O grafite além da arte – uma ferramenta de aprendizagem

Pedro (o nome foi trocado a pedido do entrevistado) encontrou na pichação uma forma de expressar a insatisfação com o mundo ao seu redor, como acontece com a maioria das pessoas que praticam esse ato. “Pode-se dizer que os jovens envolvidos com a pichação lançam mão dessa prática como forma de demarcar suas identidades e confrontar a sociedade”, explica a psicóloga Juliett C. F Cavalcante.

“O grafite é muito mais que o estudo da arte”, fala o Mestre em Educação, Arte e História da Cultura, João Luís Machado

Um dia, Pedro foi pego pichando um patrimônio público. Como punição, foi obrigado a prestar serviço comunitário, pintando o muro de uma escola.
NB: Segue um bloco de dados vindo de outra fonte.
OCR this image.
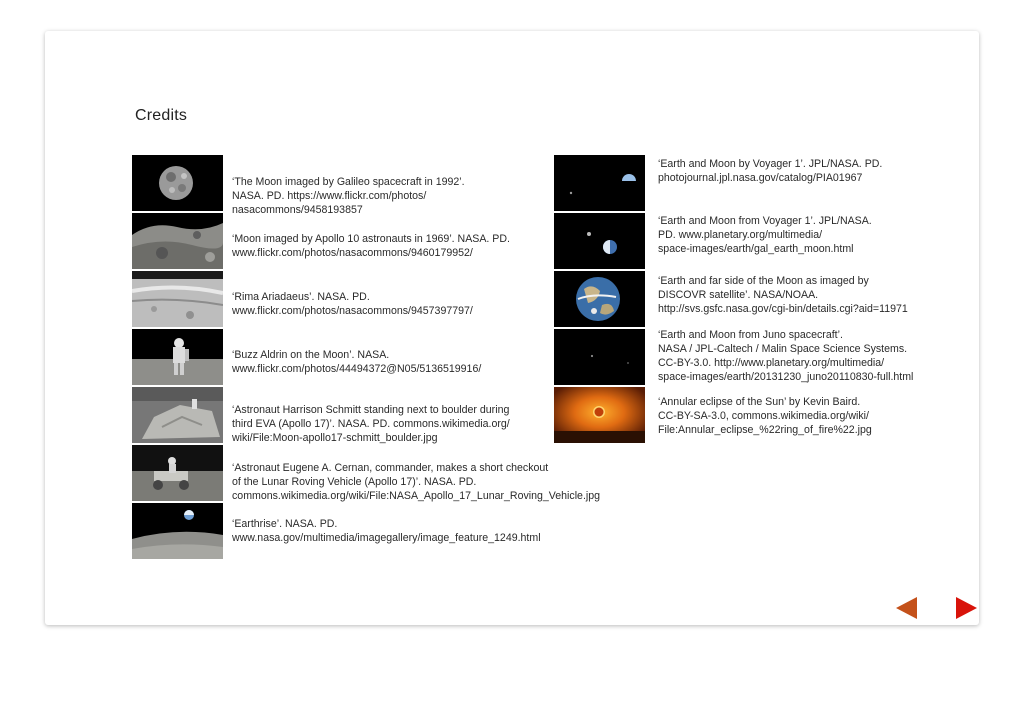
Credits
‘The Moon imaged by Galileo spacecraft in 1992’.
NASA. PD. https://www.flickr.com/photos/
nasacommons/9458193857
‘Moon imaged by Apollo 10 astronauts in 1969’. NASA. PD.
www.flickr.com/photos/nasacommons/9460179952/
‘Rima Ariadaeus’. NASA. PD.
www.flickr.com/photos/nasacommons/9457397797/
‘Buzz Aldrin on the Moon’. NASA.
www.flickr.com/photos/44494372@N05/5136519916/
‘Astronaut Harrison Schmitt standing next to boulder during
third EVA (Apollo 17)’. NASA. PD. commons.wikimedia.org/
wiki/File:Moon-apollo17-schmitt_boulder.jpg
‘Astronaut Eugene A. Cernan, commander, makes a short checkout
of the Lunar Roving Vehicle (Apollo 17)’. NASA. PD.
commons.wikimedia.org/wiki/File:NASA_Apollo_17_Lunar_Roving_Vehicle.jpg
‘Earthrise’. NASA. PD.
www.nasa.gov/multimedia/imagegallery/image_feature_1249.html
‘Earth and Moon by Voyager 1’. JPL/NASA. PD.
photojournal.jpl.nasa.gov/catalog/PIA01967
‘Earth and Moon from Voyager 1’. JPL/NASA.
PD. www.planetary.org/multimedia/
space-images/earth/gal_earth_moon.html
‘Earth and far side of the Moon as imaged by
DISCOVR satellite’. NASA/NOAA.
http://svs.gsfc.nasa.gov/cgi-bin/details.cgi?aid=11971
‘Earth and Moon from Juno spacecraft’.
NASA / JPL-Caltech / Malin Space Science Systems.
CC-BY-3.0. http://www.planetary.org/multimedia/
space-images/earth/20131230_juno20110830-full.html
‘Annular eclipse of the Sun’ by Kevin Baird.
CC-BY-SA-3.0, commons.wikimedia.org/wiki/
File:Annular_eclipse_%22ring_of_fire%22.jpg
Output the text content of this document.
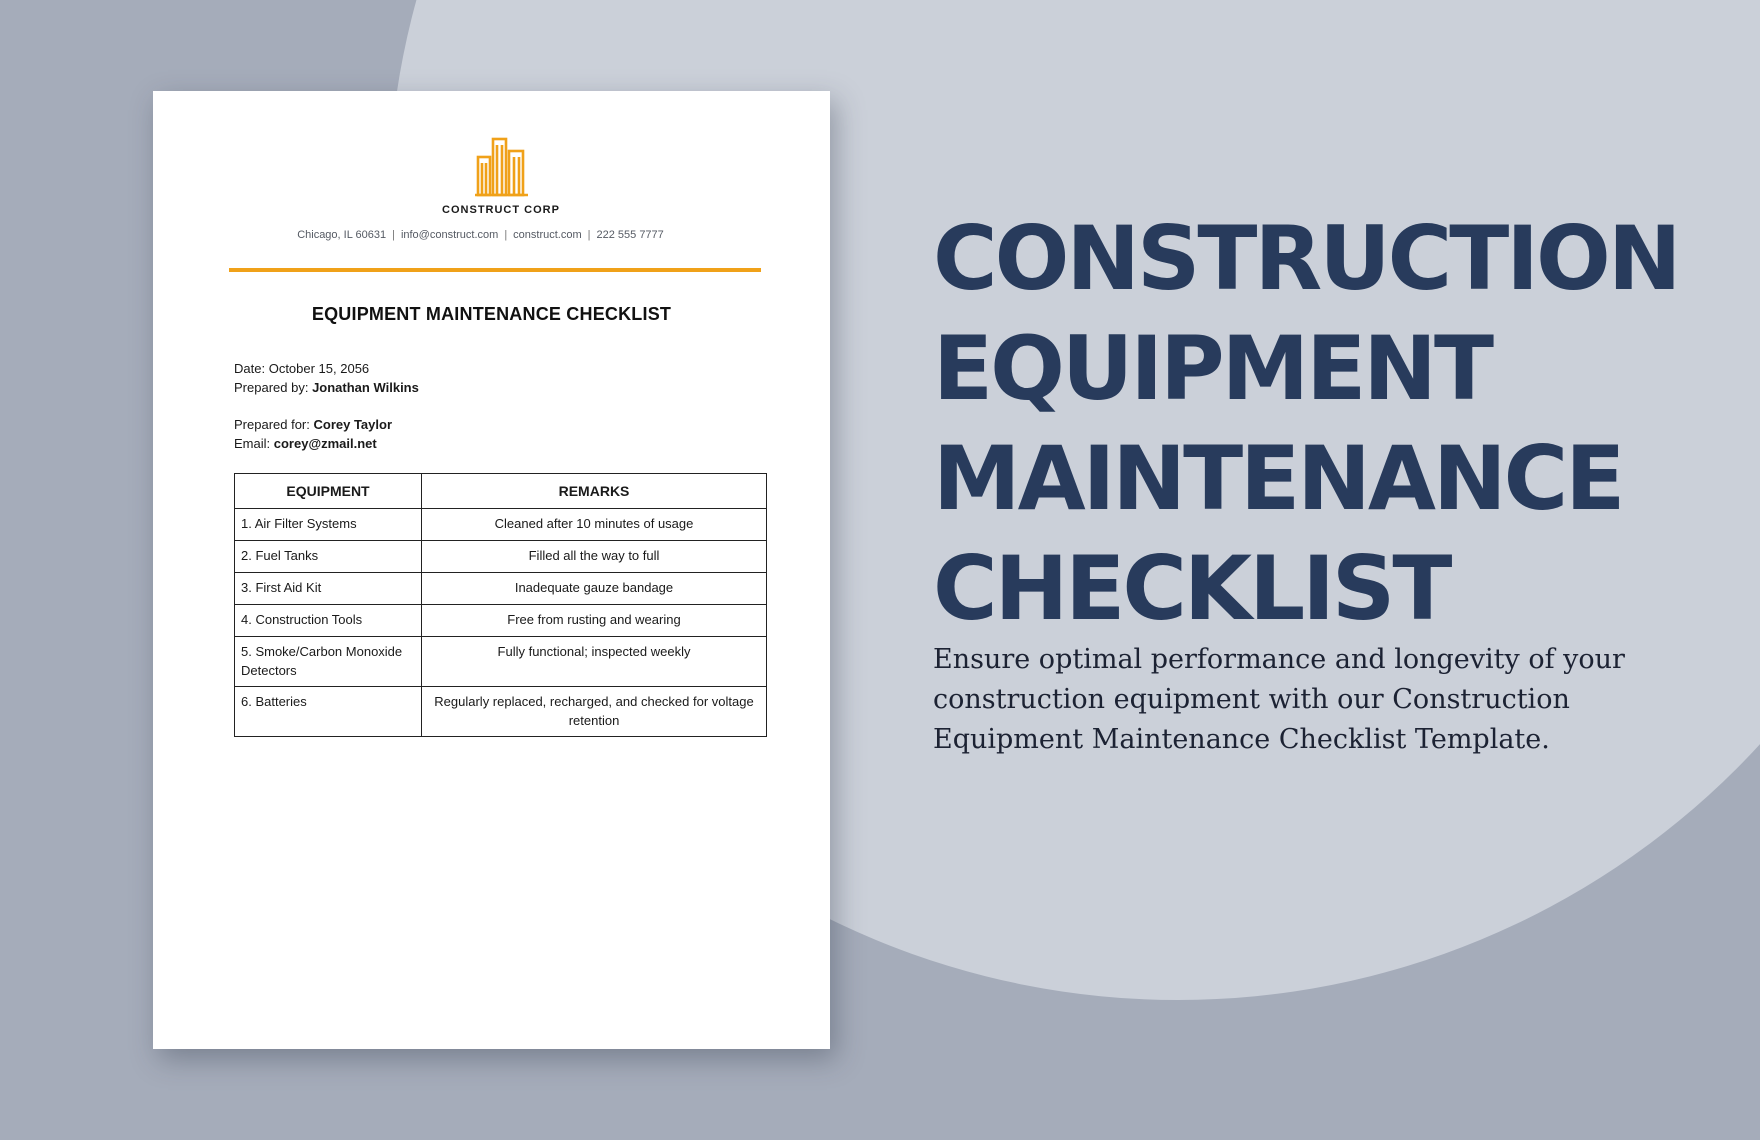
CONSTRUCT CORP
Chicago, IL 60631 | info@construct.com | construct.com | 222 555 7777
EQUIPMENT MAINTENANCE CHECKLIST
Date: October 15, 2056
Prepared by: Jonathan Wilkins
Prepared for: Corey Taylor
Email: corey@zmail.net
EQUIPMENT	REMARKS
1. Air Filter Systems	Cleaned after 10 minutes of usage
2. Fuel Tanks	Filled all the way to full
3. First Aid Kit	Inadequate gauze bandage
4. Construction Tools	Free from rusting and wearing
5. Smoke/Carbon Monoxide Detectors	Fully functional; inspected weekly
6. Batteries	Regularly replaced, recharged, and checked for voltage retention
CONSTRUCTION
EQUIPMENT
MAINTENANCE
CHECKLIST
Ensure optimal performance and longevity of your construction equipment with our Construction Equipment Maintenance Checklist Template.
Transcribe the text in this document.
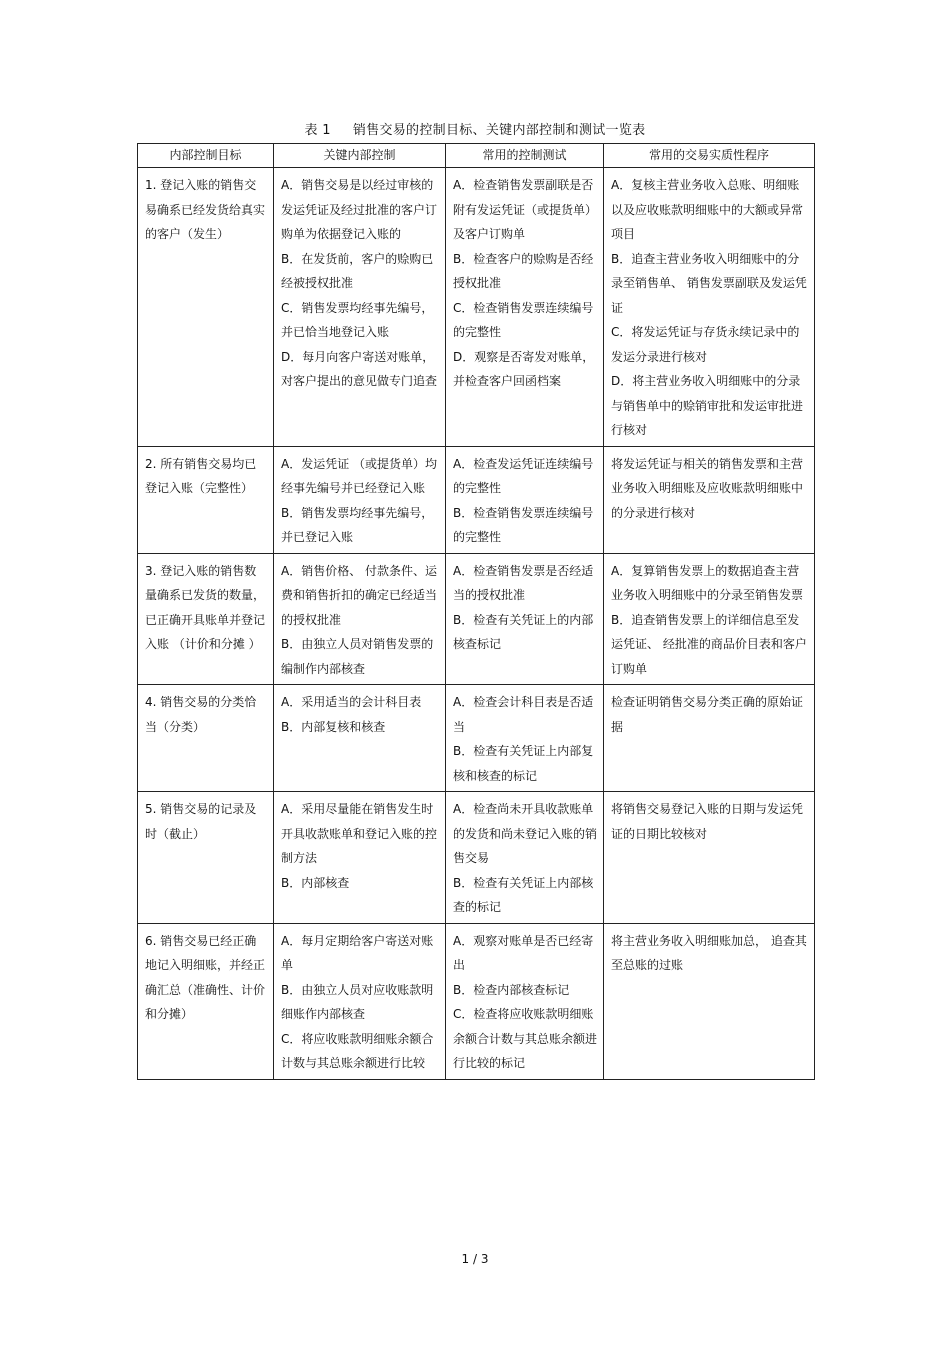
表 1 销售交易的控制目标、关键内部控制和测试一览表
内部控制目标	关键内部控制	常用的控制测试	常用的交易实质性程序

1. 登记入账的销售交易确系已经发货给真实的客户（发生）	A．销售交易是以经过审核的发运凭证及经过批准的客户订购单为依据登记入账的
B．在发货前，客户的赊购已经被授权批准
C．销售发票均经事先编号，并已恰当地登记入账
D．每月向客户寄送对账单，对客户提出的意见做专门追查	A．检查销售发票副联是否附有发运凭证（或提货单）及客户订购单
B．检查客户的赊购是否经授权批准
C．检查销售发票连续编号的完整性
D．观察是否寄发对账单，并检查客户回函档案	A．复核主营业务收入总账、明细账以及应收账款明细账中的大额或异常项目
B．追查主营业务收入明细账中的分录至销售单、 销售发票副联及发运凭证
C．将发运凭证与存货永续记录中的发运分录进行核对
D．将主营业务收入明细账中的分录与销售单中的赊销审批和发运审批进行核对

2. 所有销售交易均已登记入账（完整性）	A．发运凭证 （或提货单）均经事先编号并已经登记入账
B．销售发票均经事先编号，并已登记入账	A．检查发运凭证连续编号的完整性
B．检查销售发票连续编号的完整性	将发运凭证与相关的销售发票和主营业务收入明细账及应收账款明细账中的分录进行核对

3. 登记入账的销售数量确系已发货的数量，已正确开具账单并登记入账 （计价和分摊 ）	A．销售价格、 付款条件、运费和销售折扣的确定已经适当的授权批准
B．由独立人员对销售发票的编制作内部核查	A．检查销售发票是否经适当的授权批准
B．检查有关凭证上的内部核查标记	A．复算销售发票上的数据追查主营业务收入明细账中的分录至销售发票
B．追查销售发票上的详细信息至发运凭证、 经批准的商品价目表和客户订购单

4. 销售交易的分类恰当（分类）	A．采用适当的会计科目表
B．内部复核和核查	A．检查会计科目表是否适当
B．检查有关凭证上内部复核和核查的标记	检查证明销售交易分类正确的原始证据

5. 销售交易的记录及时（截止）	A．采用尽量能在销售发生时开具收款账单和登记入账的控制方法
B．内部核查	A．检查尚未开具收款账单的发货和尚未登记入账的销售交易
B．检查有关凭证上内部核查的标记	将销售交易登记入账的日期与发运凭证的日期比较核对

6. 销售交易已经正确地记入明细账，并经正确汇总（准确性、计价和分摊）	A．每月定期给客户寄送对账单
B．由独立人员对应收账款明细账作内部核查
C．将应收账款明细账余额合计数与其总账余额进行比较	A．观察对账单是否已经寄出
B．检查内部核查标记
C．检查将应收账款明细账余额合计数与其总账余额进行比较的标记	将主营业务收入明细账加总， 追查其至总账的过账
1 / 3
Nesse momento, descobriu que poderia expressar seus sentimentos através de uma arte – o grafite.

Essa manifestação artística pode ser trabalhada de outra maneira que não apenas como medida educativa em Centrais de Penas Alternativas; ela também pode ser explorada em âmbito escolar. É o que defende o Mestre em Educação, Arte e História da Cultura, João Luís de Almeida Machado. “As escolas, muitas vezes, têm paredes ociosas, que acabam sendo pichadas interna e externamente. Criar um projeto de grafite daria a estas paredes e muros um significado, um sentido”, afirmou, ressaltando que é preciso explicar toda a parte teórica, como história, possibilidades e materiais, sem esquecer da composição inicial no papel. Desta forma, o grafite poderia até atingir outras disciplinas, como matemática e geografia. “O projeto poderia trabalhar, por exemplo, temas como ética e meio-ambiente, entre outros, o que colocaria na frente de ação também os professores de ciências e biologia e, associado a teatro, música, poesia e produção de vídeos, por exemplo, criaria uma grande ação cultural dentro da escola com repercussão positiva”.

Se antes era considerado como uma prática relacionada à marginalidade, João diz que hoje a escola entende que os tempos são outros, incorporando elementos que, no passado, seriam vistos com preconceito. “A expressão livre das ideias, com responsabilidade, é um caminho sem volta e, neste sentido, o grafite ganha vulto não apenas na educação, mas nas artes como um todo, em escala mundial. É um avanço que não podemos deixar de considerar, um grande ganho”.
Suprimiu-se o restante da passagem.